056 シン ルーシーの治療に行く
翌日早朝、ロンドンからルーシーの父親が娘のいるスコットランドに行くために自宅から車で空港に向けて出発した。
娘は今朝は元気に友達と庭を散歩しているらしい。本当に回復したのか、心急くハント伯爵であった。
こちらはシン。
さて出かけよう。ドラちゃんとドラニちゃんに後は頼んで、三頭のバトルホースに僕、アカ、宗形さんが乗った。
少し走らないと面白くないか。ロンドンに転移。ロンドンの街中を走ってみる。街ゆく人がびっくりしている。
騎馬隊が追ってきたがすぐ振り切った。次はパトカーが追ってきた。パトカーも振り切った。白バイも振り切った。先の方にパトカーがバリケードを作って止まっている。勿論駆けていって飛び越えた。
進行方向の信号は青になるから信号無視はしていない。僕の放ったAIロボット君は優秀だ。こっそり交通管制のシステムで信号を調整しているらしい。
警察は諦めたようだ。追ってこなくなった。
ルーシーの父親が乗った車を、人が乗った大きな馬三頭が追い抜いて行った。後ろからパトカーが追いかける。追いつけないようだ。
あれはスピード違反になるのか。なんで追っているのだろうと気になった。内務省高官の友人に電話してみた。

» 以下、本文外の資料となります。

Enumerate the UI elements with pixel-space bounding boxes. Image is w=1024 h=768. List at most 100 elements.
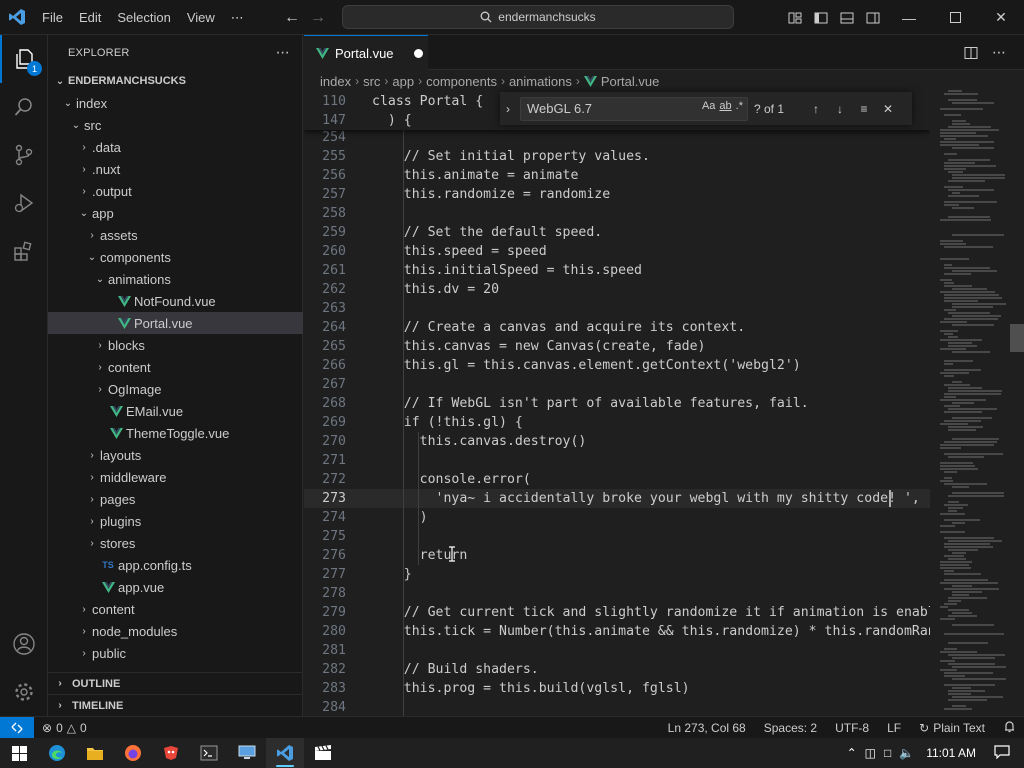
tree-folder[interactable]: ⌄ src [48,114,303,136]
code-line[interactable]: 275 [304,527,930,546]
code-line[interactable]: 261 this.initialSpeed = this.speed [304,261,930,280]
split-editor-icon[interactable] [958,40,984,66]
code-line[interactable]: 264 // Create a canvas and acquire its c… [304,318,930,337]
tree-folder[interactable]: ⌄ animations [48,268,303,290]
code-line[interactable]: 259 // Set the default speed. [304,223,930,242]
volume-icon[interactable]: 🔈 [899,746,914,760]
code-editor[interactable]: 110 class Portal {147 ) { 254 255 // Set i… [304,92,930,716]
edge-browser-icon[interactable] [38,738,76,768]
tree-folder[interactable]: › content [48,356,303,378]
tree-folder[interactable]: › node_modules [48,620,303,642]
toggle-secondary-sidebar-icon[interactable] [860,0,886,35]
tree-folder[interactable]: › .data [48,136,303,158]
code-line[interactable]: 280 this.tick = Number(this.animate && t… [304,622,930,641]
search-view-icon[interactable] [0,83,48,131]
workspace-root[interactable]: ⌄ ENDERMANCHSUCKS [48,70,303,92]
scrollbar-thumb[interactable] [1010,324,1024,352]
timeline-section[interactable]: › TIMELINE [48,694,303,716]
tree-folder[interactable]: › public [48,642,303,664]
tree-file[interactable]: EMail.vue [48,400,303,422]
tree-folder[interactable]: › middleware [48,466,303,488]
more-actions-icon[interactable]: ⋯ [276,44,290,61]
breadcrumb-item[interactable]: index [320,74,351,89]
close-window-icon[interactable]: ✕ [978,0,1024,35]
use-regex-toggle[interactable]: .* [736,100,743,112]
notifications-icon[interactable] [994,744,1010,762]
settings-gear-icon[interactable] [0,668,48,716]
menu-view[interactable]: View [179,0,223,35]
code-line[interactable]: 265 this.canvas = new Canvas(create, fad… [304,337,930,356]
tree-folder[interactable]: › plugins [48,510,303,532]
source-control-icon[interactable] [0,131,48,179]
code-line[interactable]: 282 // Build shaders. [304,660,930,679]
toggle-panel-icon[interactable] [834,0,860,35]
breadcrumb-item[interactable]: app [392,74,414,89]
code-line[interactable]: 271 [304,451,930,470]
minimize-icon[interactable]: — [886,0,932,35]
code-line[interactable]: 279 // Get current tick and slightly ran… [304,603,930,622]
code-line[interactable]: 274 ) [304,508,930,527]
code-line[interactable]: 281 [304,641,930,660]
code-line[interactable]: 284 [304,698,930,716]
windows-start-icon[interactable] [0,738,38,768]
code-line[interactable]: 272 console.error( [304,470,930,489]
close-find-icon[interactable]: ✕ [876,97,900,121]
clock-time[interactable]: 11:01 AM [926,746,976,760]
match-whole-word-toggle[interactable]: ab [719,100,731,112]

「おい。人が乗った馬がロンドン塔前を疾走してパトカーが追っているが知っているか」
「そんな変な情報はない」
「俺の目の前を駆けて行ったぞ。パトカーは追いつけそうにないな」
「待ってろ、調べてみる」
面白くなった高官である。一度電話を切った。
しばらくしたら折り返し電話があった。
「馬、3頭のスピード違反の話な、あれは捕まえられなかった。最初は騎馬隊、次はパトカーと白バイが追ったが皆振り切られた。最後にはパトカーでバリケードを作ったが飛び越えてしまった。それで捜査打ち切りになった」
「捕まえなかったのか」
「追ってはみたが、青信号で進んでいたし、馬に白バイやパトカーが振り切られたなんて誰が信じる?それに馬に負けるのは恥ずかしいということになった」
「なるほど」
「現場のパトカー、白バイ、騎馬隊がみんな感心してしまった。馬もそうだが乗っている人も並外れている。馬に負けていない。普通ならトップスピードの馬に乗り続けられない。馬もトップスピードを維持できない。人も馬も体が持たない。捕まえるというより、嬉々として追い抜けるかどうかのトライアルになってしまって、無線で報告してくるのは逃げられたではなく、負けただ。危険だからやめさせたと警察が言っていた」
「抜けなかったのか」
「ああ、郊外の直線でもぶっちぎられた。馬だぞ。馬。馬にパトカーと白バイが置いて行かれた。長距離もものともしない。どうなっているのか、俺も見てみたかった。あの人馬でダービーに出れば何馬身も差がついた圧勝だ」
「抜けなかったか。確かにモンスターのような馬だった。サラブレッドのようなスピードに特化したような華奢な馬ではなかった。例えていうなら、戦車とF1マシンだ。強者の雰囲気があった。車など蹴飛ばせそうだった。戦車がF1マシンより速いということだ。信じられない」
「乗ってみたいものだな」
「乗せてくれそうにないがな」
「それもそうだ。乗り手を選ぶか」
ロンドンからスコットランドまで飛行機。空港まで迎えに来ていた車に乗って一時間走って館に着いた。目の前を馬が3頭ゆっくり走っている。クールダウンか。
待て。あの馬だ。うちの館にいる。どういうことだ。
館に駆け込む。
「あなた。おかえり」
「お前、馬が、馬が」
「シン様の馬よ。シン様はこれから治療するところ」
「一人か」
「馬に一人づつ乗ってきたわ。三人よ」
「会ってみる」
「その前にルーシーでしょう」
「ああそうだ。勿論」
ルーシーに会った父親。びっくりした。歩いて抱きついてきた。肉付きが良くなった。今にも死にそうだったがだいぶ回復した。これは詐欺師の仕業ではないだろう。そう思った。
「大丈夫か」
「ええ、リューア様が治してくれました」
「どうやって」
「リューア様の体から光が出て私の中に入ってきて、身体中に広がっていた黒いもやもやしたものを黒い蝶の痣のあたりに追い詰めました」
「お前が言っていてどの医者も相手にしなかった黒いモヤモヤか」
「はい。それが小さくなりました。ただ消せないようでリューア様のお兄様とお姉様をお呼びしました」
妄想の黒いモヤモヤか。もしかすると妄想ではないのかもしれない。詐欺師と退けるわけにはいかないな。治療と称するものに立ち会おう。おかしければやめさせればいい。